There are a couple of songs on this disc that drop like a slow motion Gram Parsons song. “If this is your idea of love, what can I do?” This is so heartbreaking. Here she will stay no matter that he’s making up his mind between two women, and that she’ll wait until he comes back and they can start all over again. What a woman. What a heartbreaking story. It’s this kind of strory sung with the gentle voice of experience, accompanied by some of the most sweet and tender, beautiful, straight music around. It’s so in the pocket, the melody so often often follows the instruments.
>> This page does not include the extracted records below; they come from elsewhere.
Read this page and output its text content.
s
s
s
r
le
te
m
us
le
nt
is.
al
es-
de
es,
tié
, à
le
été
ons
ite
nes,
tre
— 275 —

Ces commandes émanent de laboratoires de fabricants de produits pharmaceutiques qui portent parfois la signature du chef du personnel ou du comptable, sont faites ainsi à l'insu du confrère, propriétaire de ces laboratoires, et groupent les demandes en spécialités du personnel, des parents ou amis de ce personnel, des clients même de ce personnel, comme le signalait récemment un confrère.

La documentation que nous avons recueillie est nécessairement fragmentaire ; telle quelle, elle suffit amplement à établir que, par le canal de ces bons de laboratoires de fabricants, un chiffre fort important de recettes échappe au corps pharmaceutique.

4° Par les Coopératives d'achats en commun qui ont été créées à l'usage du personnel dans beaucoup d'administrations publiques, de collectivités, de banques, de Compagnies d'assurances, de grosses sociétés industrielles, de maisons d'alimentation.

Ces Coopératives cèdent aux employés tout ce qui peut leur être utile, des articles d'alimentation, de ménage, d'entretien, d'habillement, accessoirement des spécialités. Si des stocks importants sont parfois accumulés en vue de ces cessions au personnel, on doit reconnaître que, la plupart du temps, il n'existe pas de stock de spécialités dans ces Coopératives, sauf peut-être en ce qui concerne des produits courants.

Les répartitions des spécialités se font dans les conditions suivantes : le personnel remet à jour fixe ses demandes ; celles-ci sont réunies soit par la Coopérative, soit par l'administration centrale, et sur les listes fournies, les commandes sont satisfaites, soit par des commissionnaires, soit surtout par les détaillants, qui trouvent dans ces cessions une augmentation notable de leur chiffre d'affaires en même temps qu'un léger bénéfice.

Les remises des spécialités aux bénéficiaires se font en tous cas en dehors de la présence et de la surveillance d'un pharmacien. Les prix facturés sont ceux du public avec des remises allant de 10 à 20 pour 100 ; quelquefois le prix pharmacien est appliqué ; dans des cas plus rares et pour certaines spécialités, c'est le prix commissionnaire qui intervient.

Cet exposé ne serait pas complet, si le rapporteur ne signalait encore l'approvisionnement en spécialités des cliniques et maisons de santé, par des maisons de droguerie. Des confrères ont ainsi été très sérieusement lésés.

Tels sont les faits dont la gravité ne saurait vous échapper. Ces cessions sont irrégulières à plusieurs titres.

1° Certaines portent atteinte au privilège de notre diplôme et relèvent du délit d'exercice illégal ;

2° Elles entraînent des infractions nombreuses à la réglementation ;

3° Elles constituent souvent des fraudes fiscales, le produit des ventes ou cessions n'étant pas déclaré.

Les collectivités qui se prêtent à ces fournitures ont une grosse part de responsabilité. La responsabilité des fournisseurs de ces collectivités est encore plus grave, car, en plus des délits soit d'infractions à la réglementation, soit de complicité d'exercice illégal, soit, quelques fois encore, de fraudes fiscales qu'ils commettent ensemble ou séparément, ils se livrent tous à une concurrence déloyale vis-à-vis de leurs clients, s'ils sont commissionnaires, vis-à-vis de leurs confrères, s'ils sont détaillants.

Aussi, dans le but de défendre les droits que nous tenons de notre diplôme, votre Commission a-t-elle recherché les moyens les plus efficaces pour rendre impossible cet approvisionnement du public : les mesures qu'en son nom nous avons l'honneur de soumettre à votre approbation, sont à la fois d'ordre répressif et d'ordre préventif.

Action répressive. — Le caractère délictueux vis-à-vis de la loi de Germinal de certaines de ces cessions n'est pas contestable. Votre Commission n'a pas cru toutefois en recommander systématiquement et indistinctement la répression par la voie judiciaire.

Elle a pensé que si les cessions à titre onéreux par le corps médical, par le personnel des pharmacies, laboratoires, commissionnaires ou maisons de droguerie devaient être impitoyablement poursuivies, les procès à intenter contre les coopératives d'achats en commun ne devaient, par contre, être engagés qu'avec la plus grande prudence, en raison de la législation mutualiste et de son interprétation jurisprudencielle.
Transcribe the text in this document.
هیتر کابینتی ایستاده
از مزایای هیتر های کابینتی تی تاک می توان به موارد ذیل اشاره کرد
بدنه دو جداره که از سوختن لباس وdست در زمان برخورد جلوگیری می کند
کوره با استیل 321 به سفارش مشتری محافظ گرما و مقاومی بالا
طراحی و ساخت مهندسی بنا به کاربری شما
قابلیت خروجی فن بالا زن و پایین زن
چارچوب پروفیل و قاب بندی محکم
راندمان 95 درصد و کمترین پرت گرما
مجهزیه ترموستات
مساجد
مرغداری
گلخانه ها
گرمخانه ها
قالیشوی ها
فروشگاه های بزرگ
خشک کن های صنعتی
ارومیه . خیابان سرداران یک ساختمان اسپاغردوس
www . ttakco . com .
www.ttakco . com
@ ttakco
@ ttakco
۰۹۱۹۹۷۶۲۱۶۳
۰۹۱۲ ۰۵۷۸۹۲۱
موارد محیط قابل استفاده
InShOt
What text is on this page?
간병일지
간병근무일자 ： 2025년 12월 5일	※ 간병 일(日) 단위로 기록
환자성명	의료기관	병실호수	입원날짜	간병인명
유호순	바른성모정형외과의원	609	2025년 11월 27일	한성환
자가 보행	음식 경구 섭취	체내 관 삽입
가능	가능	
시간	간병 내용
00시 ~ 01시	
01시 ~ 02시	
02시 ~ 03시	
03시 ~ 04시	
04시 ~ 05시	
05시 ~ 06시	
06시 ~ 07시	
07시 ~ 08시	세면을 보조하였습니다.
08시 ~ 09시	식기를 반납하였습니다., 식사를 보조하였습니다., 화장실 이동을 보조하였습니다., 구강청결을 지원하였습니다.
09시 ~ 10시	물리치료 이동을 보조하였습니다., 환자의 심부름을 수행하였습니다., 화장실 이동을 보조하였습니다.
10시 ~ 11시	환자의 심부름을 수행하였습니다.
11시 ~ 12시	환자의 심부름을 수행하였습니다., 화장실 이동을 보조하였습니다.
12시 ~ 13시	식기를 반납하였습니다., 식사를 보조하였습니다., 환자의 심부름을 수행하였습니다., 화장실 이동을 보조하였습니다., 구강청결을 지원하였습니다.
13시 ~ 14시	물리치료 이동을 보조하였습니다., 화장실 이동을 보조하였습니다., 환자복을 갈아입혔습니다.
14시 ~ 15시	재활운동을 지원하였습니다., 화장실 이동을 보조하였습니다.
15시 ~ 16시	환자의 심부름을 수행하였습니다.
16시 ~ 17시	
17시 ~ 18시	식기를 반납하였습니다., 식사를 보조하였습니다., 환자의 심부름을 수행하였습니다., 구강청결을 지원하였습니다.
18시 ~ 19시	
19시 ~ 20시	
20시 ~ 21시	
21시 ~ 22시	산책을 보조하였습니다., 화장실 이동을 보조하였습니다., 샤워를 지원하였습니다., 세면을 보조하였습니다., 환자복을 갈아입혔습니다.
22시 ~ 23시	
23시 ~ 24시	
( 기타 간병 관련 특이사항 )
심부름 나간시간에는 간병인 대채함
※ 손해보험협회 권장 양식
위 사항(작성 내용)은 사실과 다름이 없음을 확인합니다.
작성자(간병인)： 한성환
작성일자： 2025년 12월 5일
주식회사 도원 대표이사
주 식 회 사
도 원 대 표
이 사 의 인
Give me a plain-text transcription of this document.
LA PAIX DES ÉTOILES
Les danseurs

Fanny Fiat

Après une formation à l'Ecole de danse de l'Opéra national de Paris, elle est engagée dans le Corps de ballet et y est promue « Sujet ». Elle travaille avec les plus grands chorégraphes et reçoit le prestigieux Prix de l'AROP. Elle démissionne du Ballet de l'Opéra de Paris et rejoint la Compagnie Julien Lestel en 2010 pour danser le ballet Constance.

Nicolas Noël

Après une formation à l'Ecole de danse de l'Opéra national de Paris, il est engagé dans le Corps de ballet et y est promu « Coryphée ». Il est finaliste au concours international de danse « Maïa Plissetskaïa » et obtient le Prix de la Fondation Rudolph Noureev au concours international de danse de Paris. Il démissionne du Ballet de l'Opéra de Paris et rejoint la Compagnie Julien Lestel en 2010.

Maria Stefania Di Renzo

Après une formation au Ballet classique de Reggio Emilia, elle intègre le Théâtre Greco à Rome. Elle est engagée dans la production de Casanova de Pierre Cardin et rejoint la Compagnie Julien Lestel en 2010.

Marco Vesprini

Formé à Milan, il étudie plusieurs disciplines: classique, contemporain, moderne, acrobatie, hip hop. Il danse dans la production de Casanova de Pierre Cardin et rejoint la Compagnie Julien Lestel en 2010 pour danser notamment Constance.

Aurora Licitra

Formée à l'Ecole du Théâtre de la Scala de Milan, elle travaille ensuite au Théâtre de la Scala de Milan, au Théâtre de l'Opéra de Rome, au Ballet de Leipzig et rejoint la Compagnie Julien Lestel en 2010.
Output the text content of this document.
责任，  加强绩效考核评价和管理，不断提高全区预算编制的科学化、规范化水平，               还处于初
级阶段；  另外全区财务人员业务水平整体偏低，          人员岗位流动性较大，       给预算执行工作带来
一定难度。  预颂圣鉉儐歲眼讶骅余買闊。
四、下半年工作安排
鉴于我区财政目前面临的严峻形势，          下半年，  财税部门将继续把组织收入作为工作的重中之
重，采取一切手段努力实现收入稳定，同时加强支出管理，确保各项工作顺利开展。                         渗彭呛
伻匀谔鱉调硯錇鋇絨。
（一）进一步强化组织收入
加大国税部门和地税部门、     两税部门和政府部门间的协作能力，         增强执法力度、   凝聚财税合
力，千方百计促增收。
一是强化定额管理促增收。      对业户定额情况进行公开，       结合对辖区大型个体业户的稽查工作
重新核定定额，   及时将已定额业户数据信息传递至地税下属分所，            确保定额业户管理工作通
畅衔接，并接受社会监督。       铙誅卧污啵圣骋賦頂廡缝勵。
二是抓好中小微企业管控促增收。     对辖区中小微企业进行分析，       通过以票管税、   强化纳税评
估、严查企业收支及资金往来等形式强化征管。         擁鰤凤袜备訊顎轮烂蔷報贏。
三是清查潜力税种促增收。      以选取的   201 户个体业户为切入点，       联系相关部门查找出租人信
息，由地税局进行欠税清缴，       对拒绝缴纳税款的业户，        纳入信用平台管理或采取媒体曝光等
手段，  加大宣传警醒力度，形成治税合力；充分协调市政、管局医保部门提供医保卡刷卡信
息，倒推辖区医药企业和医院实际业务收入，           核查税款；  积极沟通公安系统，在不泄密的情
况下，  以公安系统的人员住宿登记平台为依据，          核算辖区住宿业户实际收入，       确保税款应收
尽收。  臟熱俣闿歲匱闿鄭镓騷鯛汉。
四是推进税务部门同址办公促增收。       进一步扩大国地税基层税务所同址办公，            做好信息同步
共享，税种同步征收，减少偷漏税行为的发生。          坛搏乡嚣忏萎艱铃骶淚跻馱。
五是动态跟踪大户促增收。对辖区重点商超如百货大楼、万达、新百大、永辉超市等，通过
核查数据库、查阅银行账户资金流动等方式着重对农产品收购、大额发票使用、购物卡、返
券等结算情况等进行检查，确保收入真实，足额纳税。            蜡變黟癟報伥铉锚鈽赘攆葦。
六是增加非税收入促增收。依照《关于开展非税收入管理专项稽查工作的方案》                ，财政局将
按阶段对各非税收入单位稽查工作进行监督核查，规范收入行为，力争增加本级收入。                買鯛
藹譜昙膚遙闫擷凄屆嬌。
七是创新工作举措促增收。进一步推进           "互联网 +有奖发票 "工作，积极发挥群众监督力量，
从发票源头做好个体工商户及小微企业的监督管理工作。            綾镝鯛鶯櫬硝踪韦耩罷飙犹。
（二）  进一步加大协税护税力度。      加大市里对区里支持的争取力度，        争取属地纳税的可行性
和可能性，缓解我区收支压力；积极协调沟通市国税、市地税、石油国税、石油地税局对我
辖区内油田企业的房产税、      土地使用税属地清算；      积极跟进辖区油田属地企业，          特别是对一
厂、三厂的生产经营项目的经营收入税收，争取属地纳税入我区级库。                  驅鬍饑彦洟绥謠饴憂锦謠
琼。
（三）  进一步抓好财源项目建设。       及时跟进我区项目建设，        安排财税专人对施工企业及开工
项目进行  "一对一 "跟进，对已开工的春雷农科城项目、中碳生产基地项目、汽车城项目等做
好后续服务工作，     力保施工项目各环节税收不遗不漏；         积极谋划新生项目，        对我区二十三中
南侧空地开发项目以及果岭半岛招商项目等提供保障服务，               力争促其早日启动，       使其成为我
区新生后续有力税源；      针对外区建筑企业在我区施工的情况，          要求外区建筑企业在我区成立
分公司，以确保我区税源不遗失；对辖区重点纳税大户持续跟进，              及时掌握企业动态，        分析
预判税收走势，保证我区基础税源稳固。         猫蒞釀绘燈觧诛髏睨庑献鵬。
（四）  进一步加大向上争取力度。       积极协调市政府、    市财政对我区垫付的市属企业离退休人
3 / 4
Many people slag these guys because the music is straight. But, there is a place for that as well as the chaos, isn’ there? Sometimes Ida sounds like a rock. The rock that you’ve dropped. The drop of, if this is your idea of love, out of your hands. Fallen, falling into a genuine feeling. Want a strong feeling? Listen to this record. Are you lost? Want to hear a woman and man sing in perfect harmony? Want to pretend? Want to revel in your past? Want to sentimentalize? Want to be a better man? Want to get lost? Want to remember so that you can forget? This record has power. Magic old power. “If I get lost on the way to meet you…” please forgive me when, “If I let you down.” Feeling?
It took a trip to Japan, a ride in the car with Tanaka in the sweet sticky night time of southern Japan in the summer to find this music. A long slow car ride with stars and a long slow Ida song playing. I knew then. I love the first memory of a sound. The connection into the moment with the song. I found it with this band in the darkness of the island of Japan. “The grace that illuminates the past.”